Sex Blogger 1st Amendment Case Moving Forward

Matt O'Conner
WASHINGTON — A U.S. District Court has shot down a defendant’s motion to dismiss an invasion of privacy lawsuit from a former co-worker concerning details of their sex life she posted on her blog.

The case could have far-reaching 1st Amendment implications for bloggers.

The defendant, Jennifer Cutler, worked in the office of Sen. Mike DeWine, R-Ohio, and operated the blog Washingtonienne, where she kept a running anonymous diary of her dalliances with a half dozen politicians and staffers, including attorney Robert Steinbuch.

Among the details of the affair Cutler revealed on the blog were that Steinbuch, who she referred to as RS, “likes spanking (both giving and receiving)” and had trouble maintaining an erection.

Steinbuch charges in his lawsuit that the use of his initials and description of his job made him “clearly identifiable” within Washington circles.

According to the suit, Cutler’s comments subjected Steinbuch to “humiliation and anguish beyond that which any reasonable person should be expected to bear in a decent, civilized society.”
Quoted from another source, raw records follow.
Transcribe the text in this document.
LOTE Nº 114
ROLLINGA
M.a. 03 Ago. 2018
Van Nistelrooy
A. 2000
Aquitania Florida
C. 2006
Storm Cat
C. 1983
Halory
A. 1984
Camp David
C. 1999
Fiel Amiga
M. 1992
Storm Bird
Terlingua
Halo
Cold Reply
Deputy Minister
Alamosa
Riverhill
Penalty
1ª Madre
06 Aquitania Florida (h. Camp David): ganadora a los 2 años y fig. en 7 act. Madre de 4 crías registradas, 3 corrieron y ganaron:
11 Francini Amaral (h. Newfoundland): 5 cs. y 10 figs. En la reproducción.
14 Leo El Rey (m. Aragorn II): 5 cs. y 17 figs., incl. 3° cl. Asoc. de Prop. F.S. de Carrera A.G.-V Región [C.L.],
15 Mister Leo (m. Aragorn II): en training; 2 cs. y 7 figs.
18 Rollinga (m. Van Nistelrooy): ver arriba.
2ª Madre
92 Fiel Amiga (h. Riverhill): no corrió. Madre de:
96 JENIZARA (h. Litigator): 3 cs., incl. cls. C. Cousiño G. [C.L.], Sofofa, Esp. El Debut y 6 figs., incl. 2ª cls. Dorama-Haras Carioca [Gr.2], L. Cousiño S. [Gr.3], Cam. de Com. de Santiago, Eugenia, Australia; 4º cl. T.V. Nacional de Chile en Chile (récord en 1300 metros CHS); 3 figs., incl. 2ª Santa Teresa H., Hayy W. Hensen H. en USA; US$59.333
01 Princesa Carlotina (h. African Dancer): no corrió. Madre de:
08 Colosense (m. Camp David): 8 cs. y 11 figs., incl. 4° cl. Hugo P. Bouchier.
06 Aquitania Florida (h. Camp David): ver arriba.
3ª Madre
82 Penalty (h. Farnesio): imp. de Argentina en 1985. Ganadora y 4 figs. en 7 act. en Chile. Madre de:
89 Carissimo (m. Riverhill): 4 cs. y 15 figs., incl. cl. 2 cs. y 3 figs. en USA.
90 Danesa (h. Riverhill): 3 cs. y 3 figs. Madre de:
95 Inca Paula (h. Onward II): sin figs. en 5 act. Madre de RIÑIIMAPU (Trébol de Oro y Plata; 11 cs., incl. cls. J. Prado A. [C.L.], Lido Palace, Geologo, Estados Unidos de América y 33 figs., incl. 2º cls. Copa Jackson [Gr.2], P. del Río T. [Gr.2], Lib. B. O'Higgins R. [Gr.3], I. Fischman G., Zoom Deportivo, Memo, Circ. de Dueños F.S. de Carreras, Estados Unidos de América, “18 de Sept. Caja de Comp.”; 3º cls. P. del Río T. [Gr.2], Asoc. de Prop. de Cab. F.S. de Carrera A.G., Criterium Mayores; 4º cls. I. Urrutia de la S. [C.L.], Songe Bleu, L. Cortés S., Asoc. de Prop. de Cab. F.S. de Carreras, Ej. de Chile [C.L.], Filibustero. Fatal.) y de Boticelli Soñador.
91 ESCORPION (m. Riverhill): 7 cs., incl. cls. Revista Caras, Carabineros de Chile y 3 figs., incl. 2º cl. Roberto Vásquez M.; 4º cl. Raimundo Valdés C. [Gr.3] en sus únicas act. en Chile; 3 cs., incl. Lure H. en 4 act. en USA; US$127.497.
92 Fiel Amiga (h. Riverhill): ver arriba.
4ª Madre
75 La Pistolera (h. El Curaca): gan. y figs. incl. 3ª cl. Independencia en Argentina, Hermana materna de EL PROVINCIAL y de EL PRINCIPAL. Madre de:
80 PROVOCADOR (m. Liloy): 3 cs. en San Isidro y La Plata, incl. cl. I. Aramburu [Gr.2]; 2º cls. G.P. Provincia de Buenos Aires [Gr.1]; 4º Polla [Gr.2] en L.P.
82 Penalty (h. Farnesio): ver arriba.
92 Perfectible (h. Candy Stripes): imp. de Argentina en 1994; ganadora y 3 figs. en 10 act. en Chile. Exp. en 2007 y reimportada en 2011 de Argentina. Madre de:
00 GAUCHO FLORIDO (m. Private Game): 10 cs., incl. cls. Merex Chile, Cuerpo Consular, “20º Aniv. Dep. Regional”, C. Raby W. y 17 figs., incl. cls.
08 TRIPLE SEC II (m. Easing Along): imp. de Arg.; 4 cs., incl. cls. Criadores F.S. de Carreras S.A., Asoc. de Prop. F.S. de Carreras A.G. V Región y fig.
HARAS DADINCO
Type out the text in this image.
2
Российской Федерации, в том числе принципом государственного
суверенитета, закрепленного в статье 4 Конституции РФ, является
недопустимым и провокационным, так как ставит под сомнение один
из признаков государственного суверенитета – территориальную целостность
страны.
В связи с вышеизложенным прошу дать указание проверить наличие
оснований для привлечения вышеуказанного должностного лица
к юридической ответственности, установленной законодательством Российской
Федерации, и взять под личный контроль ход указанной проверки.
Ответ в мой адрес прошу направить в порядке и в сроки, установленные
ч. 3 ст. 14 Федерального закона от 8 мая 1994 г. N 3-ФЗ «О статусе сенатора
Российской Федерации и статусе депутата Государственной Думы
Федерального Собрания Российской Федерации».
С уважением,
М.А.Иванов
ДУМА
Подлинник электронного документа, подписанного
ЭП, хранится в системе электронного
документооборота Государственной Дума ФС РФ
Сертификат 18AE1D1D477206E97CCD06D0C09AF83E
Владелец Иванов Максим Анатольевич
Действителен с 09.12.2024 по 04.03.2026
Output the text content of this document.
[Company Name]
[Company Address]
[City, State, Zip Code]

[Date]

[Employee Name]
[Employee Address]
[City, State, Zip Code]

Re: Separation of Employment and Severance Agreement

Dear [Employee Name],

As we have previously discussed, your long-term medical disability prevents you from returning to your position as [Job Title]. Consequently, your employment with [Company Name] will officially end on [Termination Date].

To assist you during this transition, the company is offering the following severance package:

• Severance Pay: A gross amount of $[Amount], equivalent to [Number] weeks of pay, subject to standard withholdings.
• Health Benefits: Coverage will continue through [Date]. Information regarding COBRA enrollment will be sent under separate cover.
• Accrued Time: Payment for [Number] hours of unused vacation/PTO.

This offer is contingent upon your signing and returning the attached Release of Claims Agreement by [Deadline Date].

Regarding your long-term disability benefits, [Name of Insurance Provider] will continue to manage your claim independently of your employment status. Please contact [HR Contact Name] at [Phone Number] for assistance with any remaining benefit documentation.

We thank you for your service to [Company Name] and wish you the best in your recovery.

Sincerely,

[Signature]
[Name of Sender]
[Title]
The filing goes on to say, “It is one thing to be manipulated and used by a lover; it is another thing to be exposed to the world.”

Cutler’s lawyers had tried to get the case dismissed, arguing that Cutler had a right to publish her comments under the 1st Amendment and that Steinbuch had waited too long to file his suit.

While the court denied the motion, it said that Steinbuch should have take action against Cutler within a year of the postings. Since many of the comments were posted more than a year before Steinbuch filed suit, they will not be allowed as evidence.

As for the 1st Amendment implications, those will have to be worked out in court, where Steinbuch’s lawyer, Jonathan Rosen, plans to argue that the gross invasion of privacy and extreme mental anguish his client suffered outweigh Cutler’s right to free speech.

The case has adult industry ties.

Cutler’s sex diary first gained national attention last summer after it was featured on Washington gossip blog Wonkette, a member of the Gawker Media Group, which also owns popular porn blog Fleshbot.

After the Washingtonienne controversy broke, Cutler and Wonkette editor Ana Marie Cox were seen hitting the D.C. party circuit together, and photos of the two dancing and posing suggestively made their way onto the Internet.

Rumors also flew that Cutler had previously worked as a $400-an-hour escort. Late last year, Cutler posed nude for Playboy magazine for an undisclosed amount rumored to exceed $100,000. She also signed a book deal thought to have netted her an advance of around $300,000.

Cox, meanwhile, made a cottage industry of the scandal by making the late-night talking-head circuit. In one interview with Fox’s Tony Snow, she called Cutler “sick” and said she hoped Cutler would use whatever money she had made to seek psychiatric help.